NCAS-CMS / cfdm

A Python reference implementation of the CF data model
http://ncas-cms.github.io/cfdm
MIT License
28 stars 11 forks source link

Allow data to be omitted from netCDF files during `cfdm.write` #222

Closed davidhassell closed 2 years ago

davidhassell commented 2 years ago

Fixes #221

davidhassell commented 2 years ago

OK - I've finished fiddling - good to review, now, thanks.

codecov[bot] commented 2 years ago

Codecov Report

Merging #222 (e298008) into master (46cf194) will increase coverage by 0.01%. The diff coverage is 100.00%.

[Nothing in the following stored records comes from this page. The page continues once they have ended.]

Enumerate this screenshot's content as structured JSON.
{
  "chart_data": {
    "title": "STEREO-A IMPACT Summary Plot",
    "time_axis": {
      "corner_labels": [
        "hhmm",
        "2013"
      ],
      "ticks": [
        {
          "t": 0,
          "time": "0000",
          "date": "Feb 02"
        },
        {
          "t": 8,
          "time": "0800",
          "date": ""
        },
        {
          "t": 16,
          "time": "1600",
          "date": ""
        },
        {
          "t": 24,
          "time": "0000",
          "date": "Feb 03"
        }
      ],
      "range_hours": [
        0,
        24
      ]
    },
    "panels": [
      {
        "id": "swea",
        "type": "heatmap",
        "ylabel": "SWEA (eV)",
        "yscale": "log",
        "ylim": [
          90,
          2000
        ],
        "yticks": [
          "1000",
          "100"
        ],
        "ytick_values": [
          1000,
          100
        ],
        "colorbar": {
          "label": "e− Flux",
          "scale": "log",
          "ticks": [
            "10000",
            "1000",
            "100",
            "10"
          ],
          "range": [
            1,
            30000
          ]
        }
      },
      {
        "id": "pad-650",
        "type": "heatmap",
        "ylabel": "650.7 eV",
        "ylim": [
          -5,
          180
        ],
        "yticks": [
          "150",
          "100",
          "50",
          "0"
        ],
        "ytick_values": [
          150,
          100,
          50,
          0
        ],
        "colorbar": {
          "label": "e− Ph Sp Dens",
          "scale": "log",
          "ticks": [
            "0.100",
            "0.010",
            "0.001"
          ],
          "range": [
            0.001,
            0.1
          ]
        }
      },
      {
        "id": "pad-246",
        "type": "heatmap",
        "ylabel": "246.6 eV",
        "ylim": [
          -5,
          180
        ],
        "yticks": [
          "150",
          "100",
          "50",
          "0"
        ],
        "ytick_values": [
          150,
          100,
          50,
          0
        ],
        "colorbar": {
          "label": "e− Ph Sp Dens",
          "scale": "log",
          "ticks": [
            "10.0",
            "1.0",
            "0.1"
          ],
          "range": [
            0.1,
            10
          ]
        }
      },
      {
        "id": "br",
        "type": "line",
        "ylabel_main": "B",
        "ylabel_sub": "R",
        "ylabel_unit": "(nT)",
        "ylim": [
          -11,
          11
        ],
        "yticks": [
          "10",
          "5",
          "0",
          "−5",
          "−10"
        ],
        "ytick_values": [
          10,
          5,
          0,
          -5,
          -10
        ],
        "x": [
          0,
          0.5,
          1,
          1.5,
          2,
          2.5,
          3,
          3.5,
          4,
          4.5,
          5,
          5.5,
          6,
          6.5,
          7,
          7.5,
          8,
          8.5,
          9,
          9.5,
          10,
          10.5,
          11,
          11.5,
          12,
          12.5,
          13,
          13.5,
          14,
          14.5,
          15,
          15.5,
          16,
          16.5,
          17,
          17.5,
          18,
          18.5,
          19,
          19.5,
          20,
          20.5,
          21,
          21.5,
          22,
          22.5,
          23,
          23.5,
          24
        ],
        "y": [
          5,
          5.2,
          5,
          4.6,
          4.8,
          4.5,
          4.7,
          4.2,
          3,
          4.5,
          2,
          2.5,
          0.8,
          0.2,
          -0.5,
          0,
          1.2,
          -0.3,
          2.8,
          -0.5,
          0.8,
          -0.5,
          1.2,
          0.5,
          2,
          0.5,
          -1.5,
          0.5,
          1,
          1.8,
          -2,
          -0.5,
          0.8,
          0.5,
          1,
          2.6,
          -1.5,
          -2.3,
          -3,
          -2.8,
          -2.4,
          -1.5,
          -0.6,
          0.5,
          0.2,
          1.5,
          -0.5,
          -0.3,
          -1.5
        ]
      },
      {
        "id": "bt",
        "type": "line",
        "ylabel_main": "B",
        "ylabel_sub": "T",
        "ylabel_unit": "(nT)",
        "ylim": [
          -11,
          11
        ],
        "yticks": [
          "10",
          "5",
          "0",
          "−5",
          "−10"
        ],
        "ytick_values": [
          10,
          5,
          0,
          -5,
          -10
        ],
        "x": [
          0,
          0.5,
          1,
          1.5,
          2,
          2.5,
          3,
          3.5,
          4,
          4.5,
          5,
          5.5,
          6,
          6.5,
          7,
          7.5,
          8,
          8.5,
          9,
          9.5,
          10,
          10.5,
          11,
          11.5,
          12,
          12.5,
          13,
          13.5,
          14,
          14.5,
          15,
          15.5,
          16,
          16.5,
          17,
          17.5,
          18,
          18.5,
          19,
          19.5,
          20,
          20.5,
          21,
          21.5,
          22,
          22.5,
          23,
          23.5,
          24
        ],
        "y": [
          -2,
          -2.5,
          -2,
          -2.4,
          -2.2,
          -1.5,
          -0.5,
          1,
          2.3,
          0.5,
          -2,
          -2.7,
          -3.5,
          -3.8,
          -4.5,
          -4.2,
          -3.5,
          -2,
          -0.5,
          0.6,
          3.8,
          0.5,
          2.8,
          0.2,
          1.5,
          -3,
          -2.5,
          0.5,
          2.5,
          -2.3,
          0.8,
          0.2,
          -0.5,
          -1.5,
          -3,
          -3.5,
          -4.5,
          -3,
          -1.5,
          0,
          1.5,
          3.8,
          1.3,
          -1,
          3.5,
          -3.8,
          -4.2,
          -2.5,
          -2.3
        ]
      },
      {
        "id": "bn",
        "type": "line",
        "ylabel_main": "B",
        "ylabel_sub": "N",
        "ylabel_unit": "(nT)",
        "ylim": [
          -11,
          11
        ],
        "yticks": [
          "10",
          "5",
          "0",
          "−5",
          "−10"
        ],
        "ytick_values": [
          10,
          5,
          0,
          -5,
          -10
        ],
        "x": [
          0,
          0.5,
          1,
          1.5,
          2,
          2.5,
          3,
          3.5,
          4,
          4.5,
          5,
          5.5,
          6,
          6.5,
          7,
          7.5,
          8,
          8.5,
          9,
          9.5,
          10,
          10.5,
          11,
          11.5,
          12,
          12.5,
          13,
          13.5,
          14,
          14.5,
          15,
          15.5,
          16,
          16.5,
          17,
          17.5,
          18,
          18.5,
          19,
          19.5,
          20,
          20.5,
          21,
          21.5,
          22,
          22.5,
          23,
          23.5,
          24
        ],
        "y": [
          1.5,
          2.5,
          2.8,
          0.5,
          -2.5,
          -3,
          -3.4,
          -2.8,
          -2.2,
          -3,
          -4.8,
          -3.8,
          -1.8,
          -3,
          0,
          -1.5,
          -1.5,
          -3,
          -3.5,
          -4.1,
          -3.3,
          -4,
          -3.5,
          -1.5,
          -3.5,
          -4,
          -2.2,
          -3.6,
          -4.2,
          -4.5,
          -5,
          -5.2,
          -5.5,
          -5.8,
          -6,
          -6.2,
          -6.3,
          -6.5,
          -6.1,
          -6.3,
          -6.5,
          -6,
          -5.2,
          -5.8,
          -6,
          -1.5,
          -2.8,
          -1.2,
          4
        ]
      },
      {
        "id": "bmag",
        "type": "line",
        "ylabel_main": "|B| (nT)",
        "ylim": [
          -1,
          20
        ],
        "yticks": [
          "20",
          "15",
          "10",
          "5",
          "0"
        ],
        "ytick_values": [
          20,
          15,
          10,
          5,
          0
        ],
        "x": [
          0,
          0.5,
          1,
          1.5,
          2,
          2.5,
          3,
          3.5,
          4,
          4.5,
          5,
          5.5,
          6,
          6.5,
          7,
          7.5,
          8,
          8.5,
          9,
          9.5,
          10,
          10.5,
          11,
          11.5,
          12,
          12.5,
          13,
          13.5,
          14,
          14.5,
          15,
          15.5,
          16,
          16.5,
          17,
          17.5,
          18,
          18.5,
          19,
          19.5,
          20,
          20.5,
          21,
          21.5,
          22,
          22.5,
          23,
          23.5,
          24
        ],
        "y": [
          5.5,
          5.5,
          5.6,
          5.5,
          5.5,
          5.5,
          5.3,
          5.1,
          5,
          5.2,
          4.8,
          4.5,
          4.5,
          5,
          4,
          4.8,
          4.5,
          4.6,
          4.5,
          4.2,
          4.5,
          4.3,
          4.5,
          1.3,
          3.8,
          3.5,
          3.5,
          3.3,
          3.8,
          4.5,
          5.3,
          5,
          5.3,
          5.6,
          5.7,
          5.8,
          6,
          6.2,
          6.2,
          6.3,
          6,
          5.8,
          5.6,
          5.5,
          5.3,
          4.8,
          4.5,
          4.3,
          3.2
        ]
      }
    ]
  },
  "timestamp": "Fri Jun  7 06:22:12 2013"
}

:exclamation: Current head e298008 differs from pull request most recent head f580ea5. Consider uploading reports for the commit f580ea5 to get more accurate results

@@            Coverage Diff             @@
##           master     #222      +/-   ##
==========================================
+ Coverage   87.66%   87.67%   +0.01%     
==========================================
  Files         123      123              
  Lines       12631    12641      +10     
==========================================
+ Hits        11072    11082      +10     
  Misses       1559     1559              
Flag Coverage Δ
unittests 87.67% <100.00%> (+0.01%) :arrow_up:

Flags with carried forward coverage won't be shown. Click here to find out more.

Impacted Files Coverage Δ
cfdm/read_write/write.py 100.00% <ø> (ø)
cfdm/cfdmimplementation.py 83.05% <100.00%> (+0.07%) :arrow_up:
cfdm/read_write/netcdf/netcdfwrite.py 86.96% <100.00%> (+0.08%) :arrow_up:

:mega: We’re building smart automated test selection to slash your CI/CD build times. Learn more

davidhassell commented 2 years ago

where I am also wondering why the first few Data points remain for the bounds and interior ring, i.e. why they don't change and show as [[--, ..., --]] like the other data that gets omitted?

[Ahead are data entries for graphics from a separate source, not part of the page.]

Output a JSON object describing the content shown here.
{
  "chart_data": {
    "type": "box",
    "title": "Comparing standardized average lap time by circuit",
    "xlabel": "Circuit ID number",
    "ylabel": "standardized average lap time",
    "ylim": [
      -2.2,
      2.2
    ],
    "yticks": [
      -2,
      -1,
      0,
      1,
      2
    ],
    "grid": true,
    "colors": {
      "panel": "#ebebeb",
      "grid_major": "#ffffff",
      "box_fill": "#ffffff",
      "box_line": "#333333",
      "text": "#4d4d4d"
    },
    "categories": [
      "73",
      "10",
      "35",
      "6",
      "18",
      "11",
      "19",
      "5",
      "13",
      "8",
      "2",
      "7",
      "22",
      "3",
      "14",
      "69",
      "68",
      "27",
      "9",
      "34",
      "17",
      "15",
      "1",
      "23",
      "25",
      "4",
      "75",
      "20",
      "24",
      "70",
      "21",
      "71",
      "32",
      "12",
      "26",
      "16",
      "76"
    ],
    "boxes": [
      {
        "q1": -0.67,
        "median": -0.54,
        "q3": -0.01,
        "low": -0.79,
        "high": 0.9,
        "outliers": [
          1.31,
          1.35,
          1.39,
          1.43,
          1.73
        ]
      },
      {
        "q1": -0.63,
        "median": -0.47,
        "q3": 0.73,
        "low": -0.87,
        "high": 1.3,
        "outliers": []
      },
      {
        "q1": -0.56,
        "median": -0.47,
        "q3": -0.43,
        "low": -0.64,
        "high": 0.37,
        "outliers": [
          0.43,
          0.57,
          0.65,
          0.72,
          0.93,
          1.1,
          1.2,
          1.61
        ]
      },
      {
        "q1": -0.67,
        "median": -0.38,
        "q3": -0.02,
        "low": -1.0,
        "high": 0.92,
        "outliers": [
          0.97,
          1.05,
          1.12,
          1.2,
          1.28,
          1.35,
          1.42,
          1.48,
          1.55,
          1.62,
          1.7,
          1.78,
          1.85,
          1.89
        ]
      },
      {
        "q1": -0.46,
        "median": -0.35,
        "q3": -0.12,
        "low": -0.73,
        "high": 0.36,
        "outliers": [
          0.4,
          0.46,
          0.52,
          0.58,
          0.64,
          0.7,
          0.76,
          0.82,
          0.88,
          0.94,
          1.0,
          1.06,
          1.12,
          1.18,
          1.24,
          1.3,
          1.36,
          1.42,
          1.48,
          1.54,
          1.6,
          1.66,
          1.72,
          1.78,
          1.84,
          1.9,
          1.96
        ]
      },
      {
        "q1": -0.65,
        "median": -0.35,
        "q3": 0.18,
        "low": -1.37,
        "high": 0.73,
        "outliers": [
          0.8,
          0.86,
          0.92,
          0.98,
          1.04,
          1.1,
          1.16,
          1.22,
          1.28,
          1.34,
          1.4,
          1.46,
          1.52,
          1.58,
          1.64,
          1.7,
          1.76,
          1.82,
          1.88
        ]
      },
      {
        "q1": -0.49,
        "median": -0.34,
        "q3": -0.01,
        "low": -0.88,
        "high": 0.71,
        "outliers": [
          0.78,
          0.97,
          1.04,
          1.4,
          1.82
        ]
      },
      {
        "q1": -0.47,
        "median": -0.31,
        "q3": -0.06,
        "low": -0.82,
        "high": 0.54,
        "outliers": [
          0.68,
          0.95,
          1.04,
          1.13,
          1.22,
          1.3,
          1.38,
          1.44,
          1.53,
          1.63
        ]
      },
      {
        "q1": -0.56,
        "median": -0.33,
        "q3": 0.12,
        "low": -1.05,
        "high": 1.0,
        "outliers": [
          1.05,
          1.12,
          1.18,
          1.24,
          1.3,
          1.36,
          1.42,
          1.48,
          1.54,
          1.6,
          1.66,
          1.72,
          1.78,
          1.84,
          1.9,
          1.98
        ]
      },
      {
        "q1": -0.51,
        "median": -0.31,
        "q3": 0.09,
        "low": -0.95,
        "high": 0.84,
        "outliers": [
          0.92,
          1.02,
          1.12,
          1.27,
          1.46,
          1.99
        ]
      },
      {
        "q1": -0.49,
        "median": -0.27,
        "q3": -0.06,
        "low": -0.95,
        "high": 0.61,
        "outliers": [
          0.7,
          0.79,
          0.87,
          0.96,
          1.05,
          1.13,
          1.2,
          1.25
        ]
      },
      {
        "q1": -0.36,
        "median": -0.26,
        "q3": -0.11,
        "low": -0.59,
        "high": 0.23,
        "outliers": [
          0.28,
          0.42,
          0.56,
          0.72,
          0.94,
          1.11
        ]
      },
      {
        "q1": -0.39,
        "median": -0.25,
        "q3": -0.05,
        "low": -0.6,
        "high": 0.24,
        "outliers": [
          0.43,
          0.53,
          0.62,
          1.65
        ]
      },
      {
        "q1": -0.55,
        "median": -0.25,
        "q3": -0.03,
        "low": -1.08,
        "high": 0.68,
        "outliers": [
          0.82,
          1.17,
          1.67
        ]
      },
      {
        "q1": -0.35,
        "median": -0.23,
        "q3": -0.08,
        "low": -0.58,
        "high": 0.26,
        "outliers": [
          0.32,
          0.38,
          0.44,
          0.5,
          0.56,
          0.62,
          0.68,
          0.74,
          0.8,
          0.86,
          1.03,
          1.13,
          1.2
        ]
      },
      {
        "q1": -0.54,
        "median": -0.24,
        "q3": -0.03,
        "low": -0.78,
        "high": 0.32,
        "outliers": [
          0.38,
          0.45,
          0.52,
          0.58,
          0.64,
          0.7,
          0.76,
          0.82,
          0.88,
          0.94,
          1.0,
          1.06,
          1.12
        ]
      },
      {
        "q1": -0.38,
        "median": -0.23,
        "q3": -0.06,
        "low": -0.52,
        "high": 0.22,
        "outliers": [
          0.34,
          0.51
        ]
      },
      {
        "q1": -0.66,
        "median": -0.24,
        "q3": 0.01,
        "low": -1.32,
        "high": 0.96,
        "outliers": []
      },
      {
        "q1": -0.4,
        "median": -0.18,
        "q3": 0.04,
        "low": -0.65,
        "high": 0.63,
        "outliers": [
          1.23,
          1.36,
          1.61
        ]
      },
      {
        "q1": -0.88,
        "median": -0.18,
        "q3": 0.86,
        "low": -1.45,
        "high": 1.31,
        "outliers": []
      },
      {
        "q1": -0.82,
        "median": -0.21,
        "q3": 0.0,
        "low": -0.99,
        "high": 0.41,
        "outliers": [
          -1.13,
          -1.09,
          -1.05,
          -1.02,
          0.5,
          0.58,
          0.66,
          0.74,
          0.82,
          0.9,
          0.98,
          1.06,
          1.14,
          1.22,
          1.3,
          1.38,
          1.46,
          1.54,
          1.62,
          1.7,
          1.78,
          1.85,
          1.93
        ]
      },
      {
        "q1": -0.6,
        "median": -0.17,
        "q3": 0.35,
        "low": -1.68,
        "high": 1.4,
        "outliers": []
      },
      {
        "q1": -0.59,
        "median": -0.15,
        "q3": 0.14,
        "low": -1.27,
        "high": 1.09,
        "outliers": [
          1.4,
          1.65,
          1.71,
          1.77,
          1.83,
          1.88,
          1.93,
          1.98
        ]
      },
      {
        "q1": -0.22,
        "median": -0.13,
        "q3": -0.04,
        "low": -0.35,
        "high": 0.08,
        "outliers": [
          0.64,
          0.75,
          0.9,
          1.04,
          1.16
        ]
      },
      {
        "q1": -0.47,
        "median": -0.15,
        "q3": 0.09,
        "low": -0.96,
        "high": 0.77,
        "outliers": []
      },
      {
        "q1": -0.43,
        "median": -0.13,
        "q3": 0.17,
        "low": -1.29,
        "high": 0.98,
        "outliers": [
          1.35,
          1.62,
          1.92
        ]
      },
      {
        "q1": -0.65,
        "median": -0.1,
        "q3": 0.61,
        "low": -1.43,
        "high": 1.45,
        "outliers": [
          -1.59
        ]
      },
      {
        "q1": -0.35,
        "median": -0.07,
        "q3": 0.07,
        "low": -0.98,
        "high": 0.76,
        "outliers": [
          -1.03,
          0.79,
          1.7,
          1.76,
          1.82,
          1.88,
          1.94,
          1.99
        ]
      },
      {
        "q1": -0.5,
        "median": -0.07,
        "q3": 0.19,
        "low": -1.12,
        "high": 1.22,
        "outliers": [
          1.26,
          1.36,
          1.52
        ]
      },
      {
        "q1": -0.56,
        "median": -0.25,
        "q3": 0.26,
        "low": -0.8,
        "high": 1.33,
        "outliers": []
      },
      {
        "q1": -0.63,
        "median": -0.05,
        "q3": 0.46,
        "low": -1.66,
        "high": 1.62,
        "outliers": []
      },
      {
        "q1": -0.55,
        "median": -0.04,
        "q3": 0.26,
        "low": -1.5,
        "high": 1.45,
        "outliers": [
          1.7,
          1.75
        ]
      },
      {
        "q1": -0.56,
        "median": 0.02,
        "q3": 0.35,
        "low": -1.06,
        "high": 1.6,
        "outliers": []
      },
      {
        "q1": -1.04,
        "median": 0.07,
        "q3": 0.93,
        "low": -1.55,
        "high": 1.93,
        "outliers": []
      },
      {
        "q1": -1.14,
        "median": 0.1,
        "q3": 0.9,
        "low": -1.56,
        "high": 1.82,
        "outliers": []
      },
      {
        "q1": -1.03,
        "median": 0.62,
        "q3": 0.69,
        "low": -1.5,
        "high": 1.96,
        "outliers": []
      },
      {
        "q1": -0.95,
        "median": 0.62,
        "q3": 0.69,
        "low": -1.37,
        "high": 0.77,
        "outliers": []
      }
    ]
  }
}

https://github.com/NCAS-CMS/cfdm/pull/222/commits/e0d61cb40e13c05cba91e701455b45b830c903d9 passes on the omission to the interior ring

davidhassell commented 2 years ago

Data(time(1)) = [0]?

This one's an unrelated bug. If we look at the actual array we get:

>>> t = g.construct('time')
>>> t.data
<Data(3): [--, 0, --] gregorian>   # Wrong
>>> t.data.array 
masked_array(data=[--, --, --],    # Right
             mask=[ True,  True,  True],
       fill_value=1e+20,
            dtype=float64)

So the underlying data is correct, but the str (which is called by the repr representation is wrong. Let's raise another issue for that.

davidhassell commented 2 years ago

example field 7: the _FillValue = -1073741824.0 changes slightly to _FillValue = -1073741800.0, is that expected and/or harmless?

Unexpected, but harmless for now! It happens through a write/read cycle at v1.10.0.0, too, so isn't related to omit_data. Might be a rounding concern (I also looked at some double precision cases). One for another issue, too.

davidhassell commented 2 years ago

example field 6: the Auxiliary coordinate: ncvar%z construct gets re-labelled as Auxiliary coordinate: altitude,

Again, unrelated (thankfully). If you inspect f and g after import cfdm; f = cfdm.example_field(6); cfdm.write(f, 'delme1.nc'); cfdm.write(f, 'delme2.nc', omit_data='all'); f = cfdm.read('delme1.nc')[0]; g = cfdm.read('delme2.nc')[0], where f is read from disk, rather than created ab initio, all is fine.

I'll have a look in the example field definition to see if it's obvious why "altitude" doesn't appear in the first place ...

sadielbartholomew commented 2 years ago

Thanks David for drilling down to investigate all of the facets. Always good to catch a bug even if it isn't immediately related :smile:

So as far as I can tell from your recent comments, https://github.com/NCAS-CMS/cfdm/pull/222#issuecomment-1295175407 is the only issue directly related to this PR, and you have put in a fix, is that right? In which case I just need to re-review with the new commit and then we're good to go?

davidhassell commented 2 years ago

example field 6: the Auxiliary coordinate: ncvar%z construct gets re-labelled as Auxiliary coordinate: altitude,

This turns out to be a feature! It's to do with the unusual case where a coordinate construct has bounds but no data. In this case we shouldn't be assigning an ncvar to the coordinates (which is what example 6 was doing). This commit https://github.com/NCAS-CMS/cfdm/pull/222/commits/3ae74fe0916df87256843ae1ea2017f9b2b54fd5 makes things consistent.

davidhassell commented 2 years ago

Can we also do a quick dump on the re-read field g

I've added to the test:

        # Check that a dump works
        g.dump(display=False)

Is that what you meant?

sadielbartholomew commented 2 years ago

Is that what you meant?

Yes, precisely, just test that it doesn't fail miserably due to some facet of missing data.

davidhassell commented 2 years ago

Great - are we good to go on this? (notwithstanding the two new issues that have been spawned :))

davidhassell commented 2 years ago

(sorry - I missed https://github.com/NCAS-CMS/cfdm/pull/222#issuecomment-1295236660, but I think we've ended up in the same place!)

sadielbartholomew commented 2 years ago

(sorry - I missed https://github.com/NCAS-CMS/cfdm/pull/222#issuecomment-1295236660, but I think we've ended up in the same place!)

No worries! I also missed your comments afterwards so my apologies too.

I'm just taking a final look and will let you know in a moment.

davidhassell commented 2 years ago

Thanks, Sadie - Happy for you to raise new issues :) (but just ping me otherwise)